The above looks like a side effect of using gtod_cpu, it'll burn one
core. For the original poster - did you verify whether using gtod_cpu
was faster than using the CPU clock source in each CPU?

Yes, I had verified it and mentioned in one of my reports. It slightly decreased the
IOPS. I guess, it's a locking contention somewhere.

For clocksource=cpu there is no internal fio contention, nor can there be any kernel/OS
contention. Getting the clock is serializing, so that might slow things down a bit.

Yes. Also, there might be a cache contention here, with one thread writing to a memory
location and multiple threads reading from it. The same type of contention why queue
spinlocks are faster, than ticket spinlocks.

But cacheline contention for the clock part would be bigger with gtod_cpu, since you have one CPU continually dirtying that cachline and the CPUs with jobs running on them reading it. With clocksource=cpu, that part would not share data.

I've seen you bring up this contention idea before.

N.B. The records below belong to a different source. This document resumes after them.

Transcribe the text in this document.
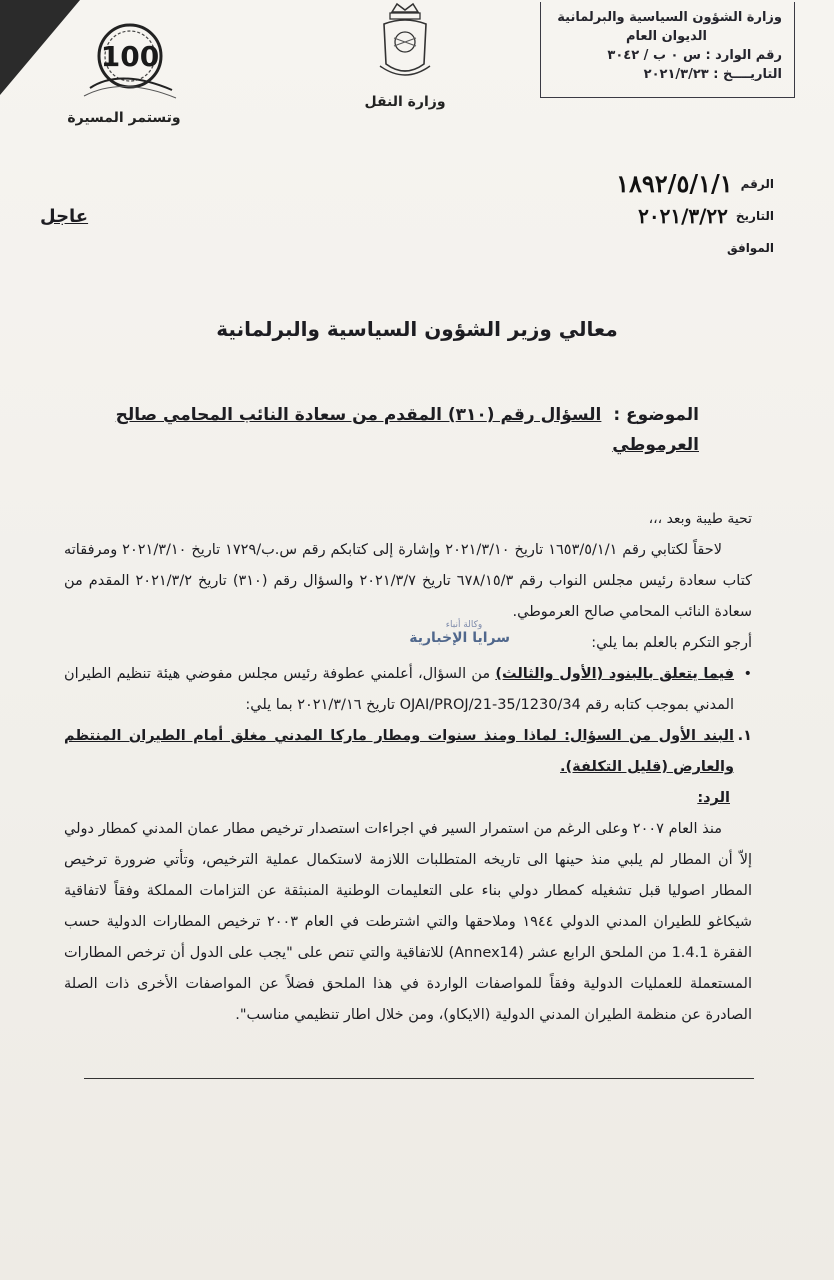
100
وتستمر المسيرة
وزارة النقل
وزارة الشؤون السياسية والبرلمانية
الديوان العام
رقم الوارد : س ٠ ب / ٣٠٤٢
التاريــــخ : ٢٠٢١/٣/٢٣
الرقم
١٨٩٢/٥/١/١
التاريخ
٢٠٢١/٣/٢٢
الموافق
عاجل
معالي وزير الشؤون السياسية والبرلمانية
الموضوع : السؤال رقم (٣١٠) المقدم من سعادة النائب المحامي صالح العرموطي

تحية طيبة وبعد ،،،

لاحقاً لكتابي رقم ١٦٥٣/٥/١/١ تاريخ ٢٠٢١/٣/١٠ وإشارة إلى كتابكم رقم س.ب/١٧٢٩ تاريخ ٢٠٢١/٣/١٠ ومرفقاته كتاب سعادة رئيس مجلس النواب رقم ٦٧٨/١٥/٣ تاريخ ٢٠٢١/٣/٧ والسؤال رقم (٣١٠) تاريخ ٢٠٢١/٣/٢ المقدم من سعادة النائب المحامي صالح العرموطي.

أرجو التكرم بالعلم بما يلي:

•

فيما يتعلق بالبنود (الأول والثالث) من السؤال، أعلمني عطوفة رئيس مجلس مفوضي هيئة تنظيم الطيران المدني بموجب كتابه رقم 34/OJAI/PROJ/21-35/1230 تاريخ ٢٠٢١/٣/١٦ بما يلي:

١.

البند الأول من السؤال: لماذا ومنذ سنوات ومطار ماركا المدني مغلق أمام الطيران المنتظم والعارض (قليل التكلفة).

الرد:

منذ العام ٢٠٠٧ وعلى الرغم من استمرار السير في اجراءات استصدار ترخيص مطار عمان المدني كمطار دولي إلاّ أن المطار لم يلبي منذ حينها الى تاريخه المتطلبات اللازمة لاستكمال عملية الترخيص، وتأتي ضرورة ترخيص المطار اصوليا قبل تشغيله كمطار دولي بناء على التعليمات الوطنية المنبثقة عن التزامات المملكة وفقاً لاتفاقية شيكاغو للطيران المدني الدولي ١٩٤٤ وملاحقها والتي اشترطت في العام ٢٠٠٣ ترخيص المطارات الدولية حسب الفقرة 1.4.1 من الملحق الرابع عشر (Annex14) للاتفاقية والتي تنص على "يجب على الدول أن ترخص المطارات المستعملة للعمليات الدولية وفقاً للمواصفات الواردة في هذا الملحق فضلاً عن المواصفات الأخرى ذات الصلة الصادرة عن منظمة الطيران المدني الدولية (الايكاو)، ومن خلال اطار تنظيمي مناسب".

وكالة أنباء
سرايا الإخبارية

Yes, it was when I forgot to short circuit lseek calls in the sync engine. Usually, if
you see performance dropping from certain number of threads, it is safe to guess there
is a lock contention somewhere.

That is true, the lseek() part is not in fio though, that's a kernel issue. But for this case, avoiding lseek through one of the sync variants with offset is the best solution. Might actually makes sense to make that the default.

Is that pure guesswork on your end, or have you profiled any contention?

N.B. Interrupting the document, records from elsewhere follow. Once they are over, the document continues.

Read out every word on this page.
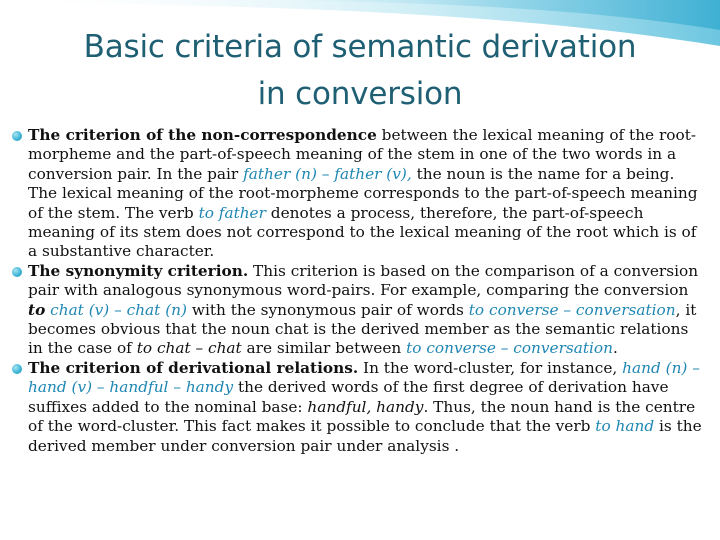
Basic criteria of semantic derivation
in conversion
The criterion of the non-correspondence between the lexical meaning of the root-morpheme and the part-of-speech meaning of the stem in one of the two words in a conversion pair. In the pair father (n) – father (v), the noun is the name for a being. The lexical meaning of the root-morpheme corresponds to the part-of-speech meaning of the stem. The verb to father denotes a process, therefore, the part-of-speech meaning of its stem does not correspond to the lexical meaning of the root which is of a substantive character.
The synonymity criterion. This criterion is based on the comparison of a conversion pair with analogous synonymous word-pairs. For example, comparing the conversion to chat (v) – chat (n) with the synonymous pair of words to converse – conversation, it becomes obvious that the noun chat is the derived member as the semantic relations in the case of to chat – chat are similar between to converse – conversation.
The criterion of derivational relations. In the word-cluster, for instance, hand (n) – hand (v) – handful – handy the derived words of the first degree of derivation have suffixes added to the nominal base: handful, handy. Thus, the noun hand is the centre of the word-cluster. This fact makes it possible to conclude that the verb to hand is the derived member under conversion pair under analysis .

Pure guesswork. I'm looking at fio in details only few days, so it is still pretty much
a black box for me. Generally, if you see performance drop with another thread, it must
be either locks contention, or communication overhead. Nowadays the former is more
common, hence the guess.

Right, but that contention can be anywhere from the application to the driver. So some more details would be great, when you have them.

One thing I've seen for higher IOPS cases is that the bdev inode inc/dec for every IO, that hurts scalability. That was fixed here:

http://git.kernel.dk/cgit/linux-block/commit/?id=fe0f07d08ee35

but you might already be running a kernel with that included (what are you running?). Another one is the io stats collected, that tends to cause poorer scaling than you would expect, you can turn that off through sysfs (/sys/block/<dev>/queue/iostats).